A second reason, though, for this discredit was the occurrence to certain composers and their followers that composing music for large-scale public use would lead to a need for them to pander as well to large-scale public taste. Such a concept was anathematic to the art-for-art's-sake ideal which followed alongside that of community music in Germany since the days of Beethoven, who had ushered in the era of the well-regarded and financially successful free-lance composer. Schoenberg wrote to the effect that Gebrauchsmusik would hardly outlive its present-day application, while that composed for art and no other purpose would have the only chance at immortality. Schoenberg also noted that there had been less and less call for such utility music since the end of the Republic anyway, and certainly since the conclusion of the war.
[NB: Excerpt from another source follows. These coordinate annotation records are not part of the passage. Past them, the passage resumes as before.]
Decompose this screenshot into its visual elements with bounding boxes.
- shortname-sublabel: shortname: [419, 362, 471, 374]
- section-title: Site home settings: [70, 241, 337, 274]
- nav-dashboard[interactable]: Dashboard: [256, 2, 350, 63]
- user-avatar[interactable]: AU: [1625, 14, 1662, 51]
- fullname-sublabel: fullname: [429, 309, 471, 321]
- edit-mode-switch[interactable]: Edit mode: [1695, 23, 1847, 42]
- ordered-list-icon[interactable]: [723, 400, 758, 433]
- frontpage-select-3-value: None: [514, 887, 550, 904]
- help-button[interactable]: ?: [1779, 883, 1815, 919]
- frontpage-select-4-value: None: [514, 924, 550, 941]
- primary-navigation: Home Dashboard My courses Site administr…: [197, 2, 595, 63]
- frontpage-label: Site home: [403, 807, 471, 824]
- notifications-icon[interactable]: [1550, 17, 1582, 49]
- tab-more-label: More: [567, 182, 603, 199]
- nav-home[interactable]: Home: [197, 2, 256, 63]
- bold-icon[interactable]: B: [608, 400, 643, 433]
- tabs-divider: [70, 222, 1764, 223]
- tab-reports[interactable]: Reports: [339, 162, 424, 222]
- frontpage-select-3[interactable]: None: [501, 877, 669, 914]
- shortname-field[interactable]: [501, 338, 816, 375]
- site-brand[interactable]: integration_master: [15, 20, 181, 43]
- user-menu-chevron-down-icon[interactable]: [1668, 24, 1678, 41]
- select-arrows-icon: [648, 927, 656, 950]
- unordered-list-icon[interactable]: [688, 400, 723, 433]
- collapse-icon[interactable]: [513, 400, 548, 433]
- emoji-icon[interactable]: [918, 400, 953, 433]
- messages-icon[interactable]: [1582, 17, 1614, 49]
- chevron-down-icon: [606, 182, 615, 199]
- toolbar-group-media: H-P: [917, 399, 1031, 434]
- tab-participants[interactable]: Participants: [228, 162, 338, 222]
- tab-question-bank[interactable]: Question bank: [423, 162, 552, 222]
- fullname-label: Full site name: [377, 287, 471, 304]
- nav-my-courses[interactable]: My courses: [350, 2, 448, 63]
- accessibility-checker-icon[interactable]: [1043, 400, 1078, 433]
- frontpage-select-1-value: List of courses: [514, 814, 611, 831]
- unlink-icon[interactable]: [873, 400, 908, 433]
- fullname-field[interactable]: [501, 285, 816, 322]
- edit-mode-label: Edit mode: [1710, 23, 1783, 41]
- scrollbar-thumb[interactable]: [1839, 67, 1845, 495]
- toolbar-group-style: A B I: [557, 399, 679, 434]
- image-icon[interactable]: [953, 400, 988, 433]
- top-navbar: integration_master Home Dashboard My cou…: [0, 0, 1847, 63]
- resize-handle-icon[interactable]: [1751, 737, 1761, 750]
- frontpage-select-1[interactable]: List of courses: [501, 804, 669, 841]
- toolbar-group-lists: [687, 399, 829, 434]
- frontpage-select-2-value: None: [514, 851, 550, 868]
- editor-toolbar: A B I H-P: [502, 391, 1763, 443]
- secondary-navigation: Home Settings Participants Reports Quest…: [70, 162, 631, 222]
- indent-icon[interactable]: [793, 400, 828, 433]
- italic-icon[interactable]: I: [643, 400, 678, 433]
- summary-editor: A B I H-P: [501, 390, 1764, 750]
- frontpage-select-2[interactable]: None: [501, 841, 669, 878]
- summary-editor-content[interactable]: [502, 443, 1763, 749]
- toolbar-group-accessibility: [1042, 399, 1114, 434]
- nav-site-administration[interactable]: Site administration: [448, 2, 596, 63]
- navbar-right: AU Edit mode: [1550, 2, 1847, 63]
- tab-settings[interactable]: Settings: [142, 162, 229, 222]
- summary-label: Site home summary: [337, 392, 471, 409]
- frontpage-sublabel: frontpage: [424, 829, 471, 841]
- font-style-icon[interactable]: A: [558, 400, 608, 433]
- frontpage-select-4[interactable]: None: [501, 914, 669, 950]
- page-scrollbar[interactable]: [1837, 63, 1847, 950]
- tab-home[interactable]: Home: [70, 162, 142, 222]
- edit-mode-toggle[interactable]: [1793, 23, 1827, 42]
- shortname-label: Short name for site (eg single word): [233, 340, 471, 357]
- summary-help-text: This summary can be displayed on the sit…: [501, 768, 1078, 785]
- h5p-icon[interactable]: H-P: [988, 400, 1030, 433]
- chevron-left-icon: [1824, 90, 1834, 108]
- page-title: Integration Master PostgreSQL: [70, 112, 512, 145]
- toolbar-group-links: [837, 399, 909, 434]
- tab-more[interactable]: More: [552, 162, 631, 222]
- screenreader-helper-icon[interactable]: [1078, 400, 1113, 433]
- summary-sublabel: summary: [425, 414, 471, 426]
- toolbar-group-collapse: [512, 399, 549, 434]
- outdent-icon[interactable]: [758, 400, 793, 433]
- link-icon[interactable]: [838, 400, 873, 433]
As a result of this, Gebrauchsmusiks most ardent promoters had again become "ideal artists". Earlier, the critic Theodor W. Adorno had called the work of Hindemith and other Gebrauchsmusiker symptomatic of "false [social] consciousness", and condemned it as being not truly useful at all, due to what he considered its lack of emotional content. By the late 1950s, Gebrauchsmusik had become almost universally a term of insult, especially among composers. Hindemith himself attempted, somewhat, to back away from it, when in a lecture at Harvard in 1950, he said that "quite obviously music for which no use can be found, that is to say, useless music, is not entitled to public consideration anyway and consequently the Gebrauch is taken for granted", and also that "to this day it has been impossible to kill the silly term and the unscrupulous classification that goes with it".